Perlahan Kia bangkit dan beringsut mendekat ke pelukan Hadi . Hadi melingkarkan kedua tangannya di pundak Kia. Memeluk gadis itu erat. Dalam lubuk hatinya ia merasa iba.

Perlahan getaran di tubuh Kia berkurang. Gadis itu terlelap di pelukan pemuda yang sempat di bencinya. Kehangatan kian menyelusup relung hati. Ia merasa nyaman dan aman berada di pelukan pemuda berkacamata yang tak banyak bicara. Sebelum ia menutup mata, ia sempat mendongakkan wajahnya, baru ia sadari lelaki itu tampak amat manis dan tampan dengan jarak sedekat ini.

Sesekali Hadi menyentuh kening Kia dan memberanikan diri membelai rambut cantiknya.

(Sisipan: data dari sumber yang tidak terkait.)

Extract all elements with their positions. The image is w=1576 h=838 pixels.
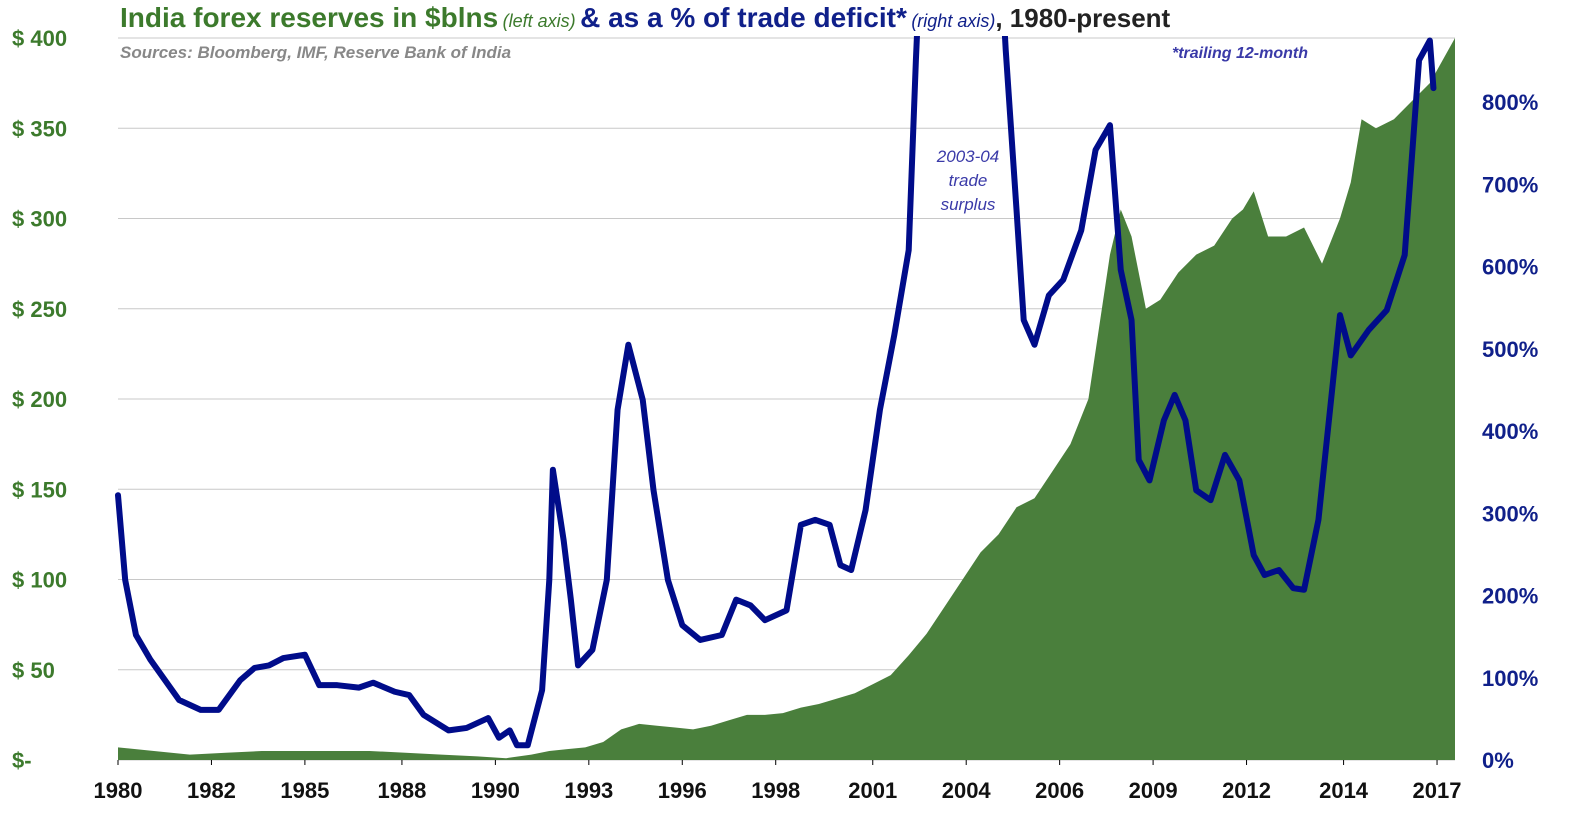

Ia merasa lega karena panas di tubuh Kia semakin berkurang. Hingga larut malam, Hadi ikut terlelap tanpa melepas pelukannya . Dua remaja belia itu akhirnya tertidur di bawah sinar bulan beratapkan langit gelap dengan taburan bintang yang indah, di tengah hutan dan jauh dari pemukiman. Sepi, hanya terdengar suara binatang malam dan gemerisik dedaunan yang diterpa angin malam.